I had always been mystified by the book. I remember it being on Dad’s nightstand, with a golf-club bookmark through it. I remember its cover as the first place I ever saw the handle of a Japanese sword. And when I was older, I remember finding endless copies of it at op-shops, usually for somewhere around the two-buck mark.
It was a book that was omnipresent, and always, to me, seemed important, even as hundreds of copies – literally – passed through stores and into landfill. (I assume there’s a calculation op-shops do: shelf space taken versus possible return: Clavell doesn’t do well on those sort of considerations, I suspect.)

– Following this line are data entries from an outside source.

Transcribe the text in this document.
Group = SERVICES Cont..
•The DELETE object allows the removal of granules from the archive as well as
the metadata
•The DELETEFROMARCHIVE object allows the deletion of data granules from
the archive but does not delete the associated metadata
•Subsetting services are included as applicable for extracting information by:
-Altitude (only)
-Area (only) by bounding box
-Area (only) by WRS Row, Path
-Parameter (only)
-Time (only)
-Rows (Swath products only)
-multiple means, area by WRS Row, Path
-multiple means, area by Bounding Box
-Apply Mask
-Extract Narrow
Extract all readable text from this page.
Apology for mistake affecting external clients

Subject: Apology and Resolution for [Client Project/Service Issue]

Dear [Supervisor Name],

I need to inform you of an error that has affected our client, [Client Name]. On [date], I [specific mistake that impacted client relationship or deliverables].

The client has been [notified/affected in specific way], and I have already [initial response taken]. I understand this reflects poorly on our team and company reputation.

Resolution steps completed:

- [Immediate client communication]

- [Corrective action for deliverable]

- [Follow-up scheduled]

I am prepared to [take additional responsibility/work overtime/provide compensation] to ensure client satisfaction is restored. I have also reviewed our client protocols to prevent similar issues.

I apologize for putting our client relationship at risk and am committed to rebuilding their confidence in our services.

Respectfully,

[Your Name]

This guy never had to buy his literature at an op-shop, I assure you.
So it was a little embarrassing to note that this is the first time I’ve actually read the book. And I didn’t read it in the phonebook-sized paperback edition I had picked up along the way. I read it digitally: but then, I was travelling through Japan.
I’d been looking for something to read that wouldn’t make my eyes roll back into my head. I wanted something epic, because a good epic will thrash you along its byways faster than a taut modernist tale, and because I know that I can’t read Canonical Classics on a plane. (Trust me: I’ve tried with both Orlando Furioso and Decameron and come a gutser each time.) So this was recommended by and old friend, and I figured it was time.
And you know what? It’s perfect travel reading. The chapters aren’t enormous, and the text gallops on. There’s a lot of detail – I imagine in 1975 that the book’s coverage of Japanese customs and history was quite novel. I devoured it while waiting for check-ins, while aboard the Shinkansen, and while en route to places that appeared in the bloody thing. And it was captivating.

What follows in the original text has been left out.